Most basic ROS wrapper for your driver
You’ll simply create a ROS node which will setup and manage your driver. Basically the simplest version of your wrapper will look like that:
- Initialize a node.
- Initialize the driver/library.
- Keep the driver running while the node is alive.
- When the node shuts down, cleanly stop the driver.
In fact, it can be quite simple if done right. No need to think this part is difficult: it’s only difficult if you mix all code layers and end up with a giant spaghetti code. Also, once you have understood how to create one ROS wrapper, well, after that it’s always the same thing.
Add ROS features to your driver
You can add ROS parameters, topics, services, actions, and many other ROS features, in order to bring in more functionalities.
For example, you can:
- Get default settings from ROS parameters. When initializing the driver you can pass those settings.
- Use a ROS Service server to call a specific function inside the driver. For example you can wrap a start() and stop() method from a Service.
- Receive data stream and feed them into your driver with a ROS Subscriber.
- Send internal data to the outside with ROS Publishers. For example, if your hardware is a simple temperature sensor, you may create a “/temperature” topic. The ROS wrapper will get data from the driver, and publish it on this topic.
With this implementation, you can control your driver from the outside, just by knowing ROS basics and how to use ROS communication tools.

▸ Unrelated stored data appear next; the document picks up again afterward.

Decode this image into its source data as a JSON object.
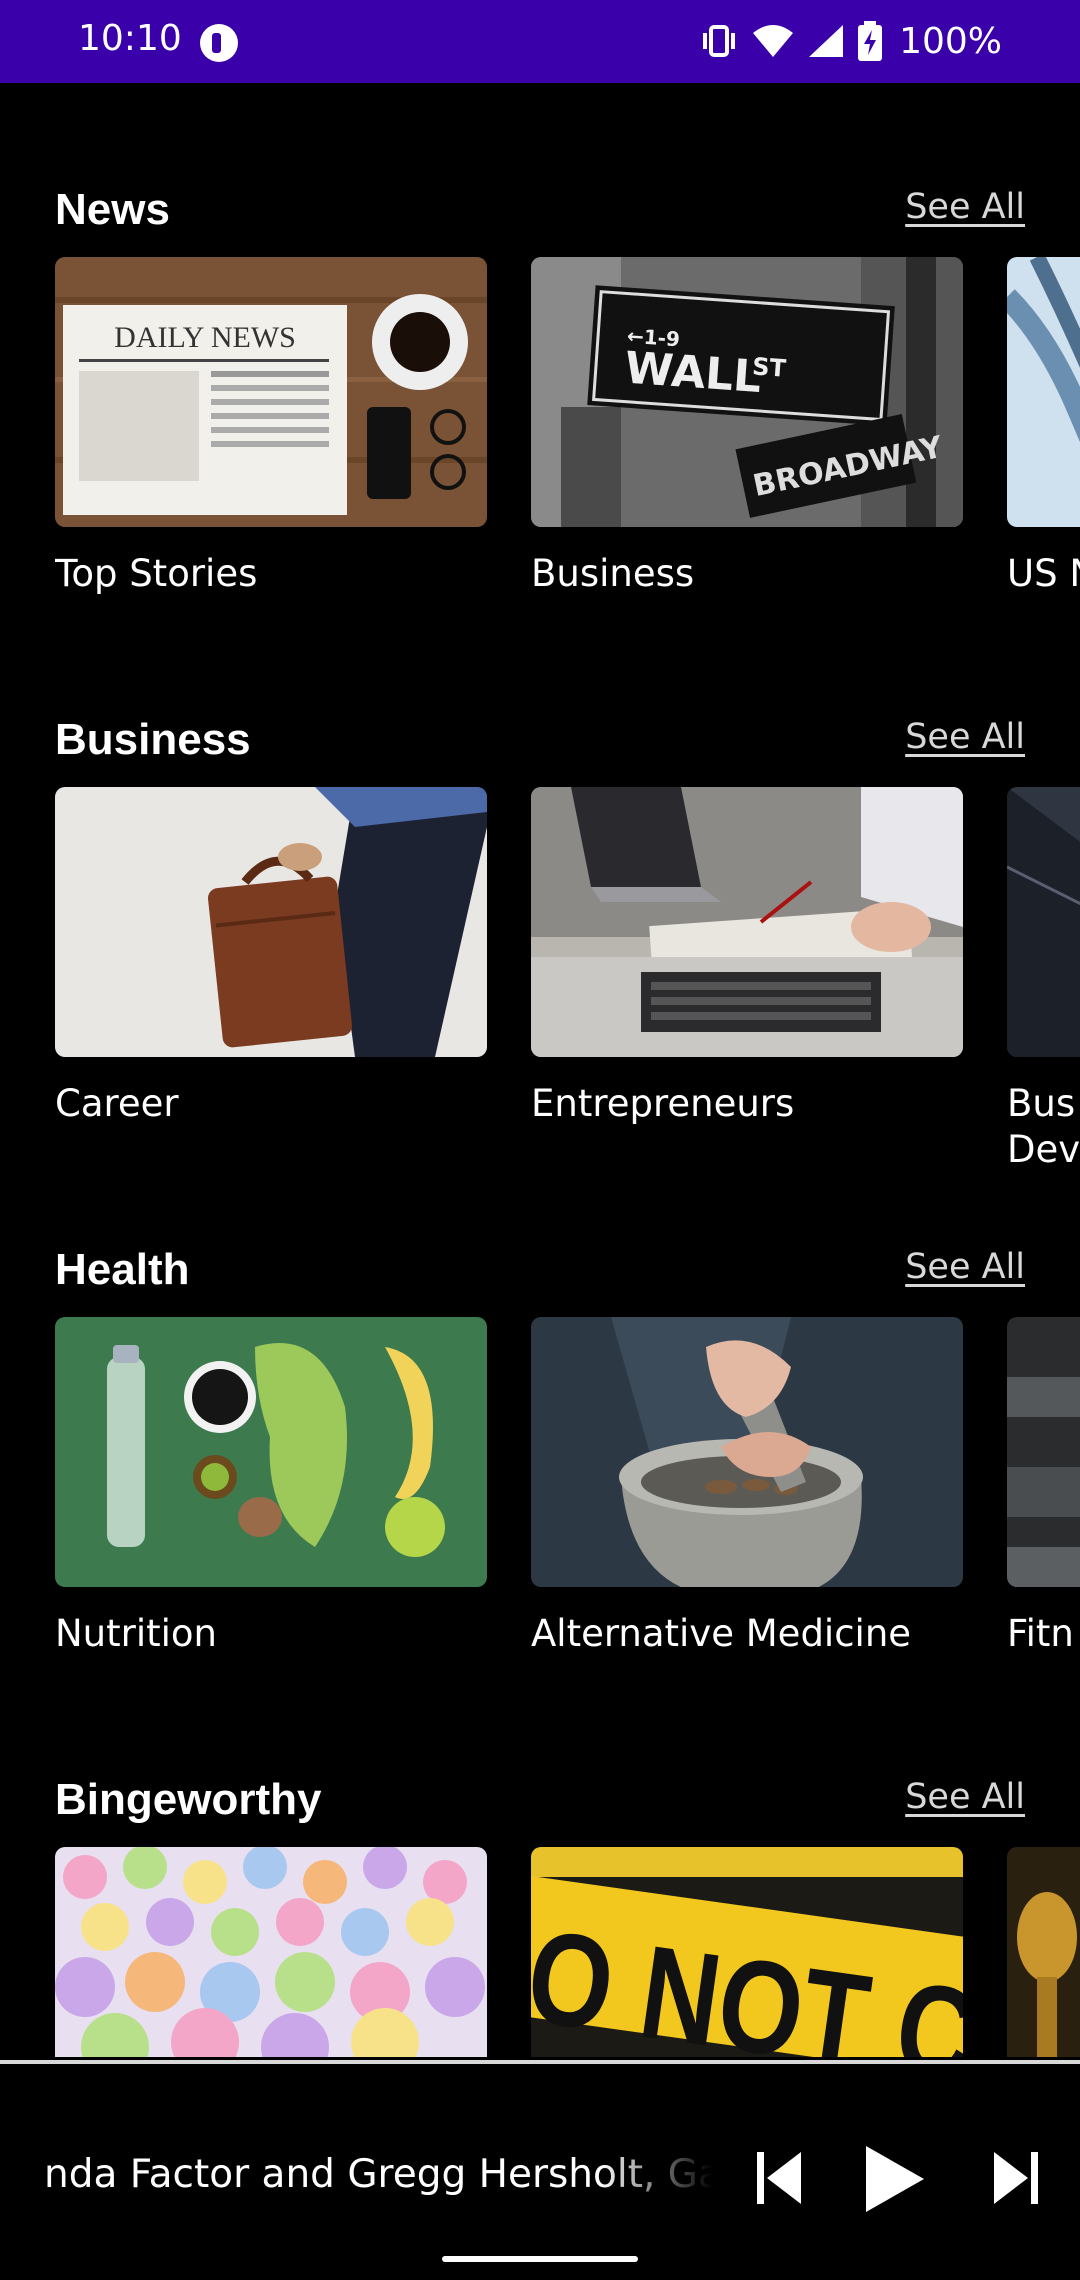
{
  "status_bar": {
    "time": "10:10",
    "battery": "100%",
    "icons": [
      "app-notification-icon",
      "vibrate-icon",
      "wifi-icon",
      "cell-signal-icon",
      "battery-charging-icon"
    ],
    "color": "#3a00aa"
  },
  "sections": [
    {
      "title": "News",
      "see_all": "See All",
      "cards": [
        {
          "label": "Top Stories",
          "image": "newspaper-coffee-photo"
        },
        {
          "label": "Business",
          "image": "wall-street-sign-photo"
        },
        {
          "label": "US N",
          "image": "cables-photo"
        }
      ]
    },
    {
      "title": "Business",
      "see_all": "See All",
      "cards": [
        {
          "label": "Career",
          "image": "briefcase-photo"
        },
        {
          "label": "Entrepreneurs",
          "image": "laptop-meeting-photo"
        },
        {
          "label": "Bus\nDev",
          "image": "office-building-photo"
        }
      ]
    },
    {
      "title": "Health",
      "see_all": "See All",
      "cards": [
        {
          "label": "Nutrition",
          "image": "healthy-food-photo"
        },
        {
          "label": "Alternative Medicine",
          "image": "mortar-pestle-photo"
        },
        {
          "label": "Fitn",
          "image": "gym-weights-photo"
        }
      ]
    },
    {
      "title": "Bingeworthy",
      "see_all": "See All",
      "cards": [
        {
          "label": "",
          "image": "candy-hearts-photo"
        },
        {
          "label": "",
          "image": "police-tape-photo"
        },
        {
          "label": "",
          "image": "gold-lamp-photo"
        }
      ]
    }
  ],
  "player": {
    "title": "nda Factor and Gregg Hersholt, Ga",
    "controls": [
      "skip-previous-icon",
      "play-icon",
      "skip-next-icon"
    ]
  }
}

Now let’s get to the code implementation!
Code example for writing your own ROS wrapper
This first tutorial was mostly useful so you get a good overview of the concepts around creating a ROS driver package. Now it’s time to practice, and dive into the code!
The next 2 posts of the series will teach you how to create a Python wrapper and a Cpp wrapper. The driver we’ll use is a class managing a “fake” speed controlled motor.

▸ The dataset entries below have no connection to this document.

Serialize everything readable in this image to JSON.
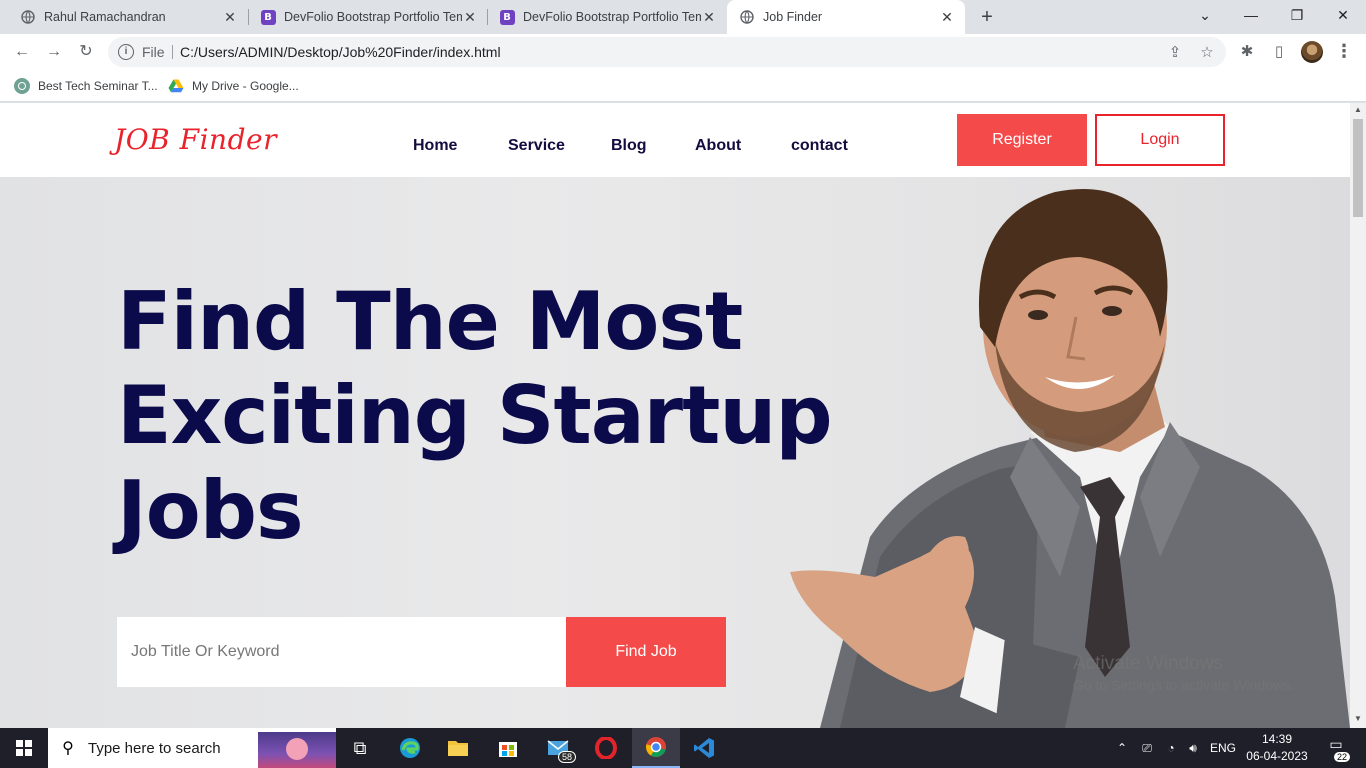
{
  "browser": {
    "tabs": [
      {
        "title": "Rahul Ramachandran",
        "favicon": "globe-icon",
        "active": false
      },
      {
        "title": "DevFolio Bootstrap Portfolio Tem",
        "favicon": "bootstrap-icon",
        "active": false
      },
      {
        "title": "DevFolio Bootstrap Portfolio Tem",
        "favicon": "bootstrap-icon",
        "active": false
      },
      {
        "title": "Job Finder",
        "favicon": "globe-icon",
        "active": true
      }
    ],
    "favicon_letter": "B",
    "address_label": "File",
    "url": "C:/Users/ADMIN/Desktop/Job%20Finder/index.html",
    "bookmarks": [
      {
        "label": "Best Tech Seminar T...",
        "icon": "chatgpt-icon"
      },
      {
        "label": "My Drive - Google...",
        "icon": "google-drive-icon"
      }
    ]
  },
  "site": {
    "logo": "JOB Finder",
    "nav": [
      "Home",
      "Service",
      "Blog",
      "About",
      "contact"
    ],
    "register_label": "Register",
    "login_label": "Login",
    "hero_lines": [
      "Find The Most",
      "Exciting Startup",
      "Jobs"
    ],
    "search_placeholder": "Job Title Or Keyword",
    "find_button": "Find Job",
    "watermark_title": "Activate Windows",
    "watermark_sub": "Go to Settings to activate Windows.",
    "colors": {
      "accent": "#f44a4a",
      "logo": "#e8232c",
      "heading": "#0b0a4a",
      "nav": "#140c40"
    }
  },
  "taskbar": {
    "search_text": "Type here to search",
    "mail_badge": "58",
    "language": "ENG",
    "time": "14:39",
    "date": "06-04-2023",
    "notifications": "22"
  }
}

In the motor driver class you have those main functions:
- Constructor with max_speed as a parameter.
- set_speed() to give a new speed for the motor to reach.
- stop() to set motor speed to zero and thus stop the motor.
- get_speed() to get current motor speed.
- get_status() to get current temperature and voltage from the motor.
Here is what the ROS wrapper will allow you to do (as a ROS user of this driver):
- Start the motor driver when you start the node, and stop the motor when you shutdown the node.
- Set ROS params to set default settings in the driver constructor.
- Publish on the “speed_command” topic to send speed commands to the motor.
- Send a service request on the “stop_motor” service, to immediately stop the motor.
- Subscribe to the “current_speed” topic to get current speed, and “motor_status” to get motor temperature and voltage.
As you can see, the functionalities are the same when we add the ROS wrapper, but the way to use the driver is totally different.
You can continue with Write a ROS Wrapper (Python) or Write a ROS Wrapper (C++). Both Python and C++ codes are providing the same ROS communications. That’s another powerful advantage of a ROS wrapper: no matter in which language the driver is written, the ROS interface will be the same.